The mapping $[0,1)\to S^1$ (unit circle) is bijective and continuous, but $f^{-1}$ is not continuous. 
The function $f(t)=(\cos 2\pi t, \sin 2\pi t)$ and $S^1$ is a subspace of the plane $\mathbb{R}^2$. I don't understand how the inverse is not continuous. Can someone please explain this simple thing to me?
Thanks a lot
 A: We need $(f^{-1})^{-1}(U) \subset S^1$ to be open for any open $U \subset [0,1)$, i.e. $f(U)$ needs to be open. Any interval of the form $[0,\epsilon)$ for $0<\epsilon<1$ is open in $[0,1)$, but $f([0,\epsilon))$ is not open in $S^1$.
A: What is the image of $[0,1/3)$?  It's open in $[0,1)$ but its image is not open in $S_1$.  Let $g=f^{-1}$.  If $g$ were continuous then $g^{-1}(\text{open})=\text{open}$.  But $g^{-1}([0,1/3))$ is not open.  So $g$ is not continuous.
A: Name $P$ the point $f(0)$. What are the inverse images of points close to $P$ under $f$?
A: The intuition is that a homeomorphism captures the idea of two spaces being the same.  Since an interval and a circle do not have the same shape, you should expect this map to not be a homeomorphism. 

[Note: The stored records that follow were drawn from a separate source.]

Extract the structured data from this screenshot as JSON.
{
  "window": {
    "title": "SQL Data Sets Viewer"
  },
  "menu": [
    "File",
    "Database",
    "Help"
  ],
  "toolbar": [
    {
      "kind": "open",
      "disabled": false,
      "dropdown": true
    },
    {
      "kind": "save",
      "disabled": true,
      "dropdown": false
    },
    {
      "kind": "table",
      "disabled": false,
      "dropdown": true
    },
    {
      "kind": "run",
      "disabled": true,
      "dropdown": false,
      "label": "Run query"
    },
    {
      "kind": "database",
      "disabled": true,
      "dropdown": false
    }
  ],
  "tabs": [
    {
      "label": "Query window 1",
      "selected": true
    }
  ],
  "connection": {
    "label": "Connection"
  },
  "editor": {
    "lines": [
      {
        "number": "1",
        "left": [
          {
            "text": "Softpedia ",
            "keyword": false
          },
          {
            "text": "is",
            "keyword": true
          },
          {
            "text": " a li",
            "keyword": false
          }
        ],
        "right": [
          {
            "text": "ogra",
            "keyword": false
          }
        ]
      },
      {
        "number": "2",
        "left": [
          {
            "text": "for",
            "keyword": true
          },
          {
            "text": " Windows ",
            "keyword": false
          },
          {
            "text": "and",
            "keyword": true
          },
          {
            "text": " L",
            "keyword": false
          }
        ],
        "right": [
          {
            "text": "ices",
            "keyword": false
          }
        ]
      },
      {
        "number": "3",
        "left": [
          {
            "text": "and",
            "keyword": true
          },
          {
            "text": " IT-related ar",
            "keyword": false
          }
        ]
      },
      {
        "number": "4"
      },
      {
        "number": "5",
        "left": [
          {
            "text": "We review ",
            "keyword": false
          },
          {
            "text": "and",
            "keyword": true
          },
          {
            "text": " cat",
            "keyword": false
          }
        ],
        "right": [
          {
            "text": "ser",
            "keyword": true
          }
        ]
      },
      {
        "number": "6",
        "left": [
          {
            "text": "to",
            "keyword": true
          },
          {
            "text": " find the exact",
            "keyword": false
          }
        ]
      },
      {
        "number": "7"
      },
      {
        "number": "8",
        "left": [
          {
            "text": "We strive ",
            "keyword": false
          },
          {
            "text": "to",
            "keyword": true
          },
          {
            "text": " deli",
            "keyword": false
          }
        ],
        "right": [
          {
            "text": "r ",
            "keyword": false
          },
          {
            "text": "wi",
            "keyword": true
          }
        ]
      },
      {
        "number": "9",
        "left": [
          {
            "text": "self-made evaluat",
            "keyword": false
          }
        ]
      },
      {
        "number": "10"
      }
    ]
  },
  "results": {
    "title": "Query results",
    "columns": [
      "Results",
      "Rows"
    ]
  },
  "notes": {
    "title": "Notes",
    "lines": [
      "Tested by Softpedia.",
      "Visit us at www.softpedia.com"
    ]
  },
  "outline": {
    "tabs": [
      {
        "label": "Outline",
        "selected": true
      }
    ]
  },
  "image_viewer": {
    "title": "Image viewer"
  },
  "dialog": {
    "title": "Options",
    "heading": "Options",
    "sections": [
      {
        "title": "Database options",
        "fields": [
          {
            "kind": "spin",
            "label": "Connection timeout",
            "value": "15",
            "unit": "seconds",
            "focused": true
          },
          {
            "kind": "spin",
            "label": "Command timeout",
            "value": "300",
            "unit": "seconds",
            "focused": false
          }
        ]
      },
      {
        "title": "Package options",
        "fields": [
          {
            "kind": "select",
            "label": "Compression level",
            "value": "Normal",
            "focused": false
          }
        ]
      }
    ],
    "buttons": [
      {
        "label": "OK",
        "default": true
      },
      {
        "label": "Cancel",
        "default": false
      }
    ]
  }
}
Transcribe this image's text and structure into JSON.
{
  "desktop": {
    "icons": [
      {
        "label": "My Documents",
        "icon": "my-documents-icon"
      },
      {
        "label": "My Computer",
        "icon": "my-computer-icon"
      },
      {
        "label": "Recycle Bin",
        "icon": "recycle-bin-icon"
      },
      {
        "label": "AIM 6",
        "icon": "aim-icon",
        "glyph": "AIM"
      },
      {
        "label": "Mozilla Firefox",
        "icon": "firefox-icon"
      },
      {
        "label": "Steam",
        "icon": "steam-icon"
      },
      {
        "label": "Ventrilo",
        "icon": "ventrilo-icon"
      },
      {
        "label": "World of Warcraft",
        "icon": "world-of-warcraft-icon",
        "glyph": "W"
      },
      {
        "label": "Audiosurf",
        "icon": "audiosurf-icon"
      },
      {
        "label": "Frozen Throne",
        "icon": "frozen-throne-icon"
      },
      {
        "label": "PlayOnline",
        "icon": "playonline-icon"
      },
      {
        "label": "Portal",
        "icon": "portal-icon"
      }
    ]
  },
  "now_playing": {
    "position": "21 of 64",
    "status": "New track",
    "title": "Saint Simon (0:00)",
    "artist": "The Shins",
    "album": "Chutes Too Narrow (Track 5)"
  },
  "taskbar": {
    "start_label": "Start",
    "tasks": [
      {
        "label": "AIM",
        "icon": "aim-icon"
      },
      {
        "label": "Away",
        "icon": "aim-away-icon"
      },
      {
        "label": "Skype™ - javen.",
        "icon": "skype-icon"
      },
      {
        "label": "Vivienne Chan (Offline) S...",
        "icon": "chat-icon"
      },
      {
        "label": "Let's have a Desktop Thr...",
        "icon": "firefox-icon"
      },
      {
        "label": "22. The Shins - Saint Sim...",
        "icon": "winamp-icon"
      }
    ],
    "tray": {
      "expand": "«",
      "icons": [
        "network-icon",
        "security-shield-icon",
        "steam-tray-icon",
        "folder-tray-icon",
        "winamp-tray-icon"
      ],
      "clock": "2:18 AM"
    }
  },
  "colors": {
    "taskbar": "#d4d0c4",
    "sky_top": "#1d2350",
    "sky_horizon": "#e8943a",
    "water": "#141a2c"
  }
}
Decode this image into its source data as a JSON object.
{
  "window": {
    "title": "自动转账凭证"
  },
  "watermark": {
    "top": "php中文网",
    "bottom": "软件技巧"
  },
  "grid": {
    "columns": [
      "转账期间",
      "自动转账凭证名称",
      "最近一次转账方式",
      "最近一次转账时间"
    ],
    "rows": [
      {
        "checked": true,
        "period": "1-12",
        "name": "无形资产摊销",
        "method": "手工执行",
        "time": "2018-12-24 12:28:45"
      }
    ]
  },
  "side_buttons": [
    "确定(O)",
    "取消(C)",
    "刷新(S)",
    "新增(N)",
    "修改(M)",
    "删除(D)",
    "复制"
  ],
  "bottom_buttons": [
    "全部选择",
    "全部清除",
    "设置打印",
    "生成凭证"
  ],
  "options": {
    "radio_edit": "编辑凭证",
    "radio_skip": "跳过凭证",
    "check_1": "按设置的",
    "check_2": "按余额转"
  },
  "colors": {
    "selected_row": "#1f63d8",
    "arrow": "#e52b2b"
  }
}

Formally, you should investigate an open neighborhood of 0 in $[0,1)$.  If $f^{-1}:S^1 \to [0,1)$ were continuous, then the preimage of this open neighborhood will be an open set in $S^1$.
A: Intuitively the inverse of f is ripping open the circle.  So consider a pair of points on the circle that are on opposite sides of (1,0).  Make them very close.  Now consider the inverse of f.  It sends each of the pair close to a different end of [0,1).  How can this be a continuous map?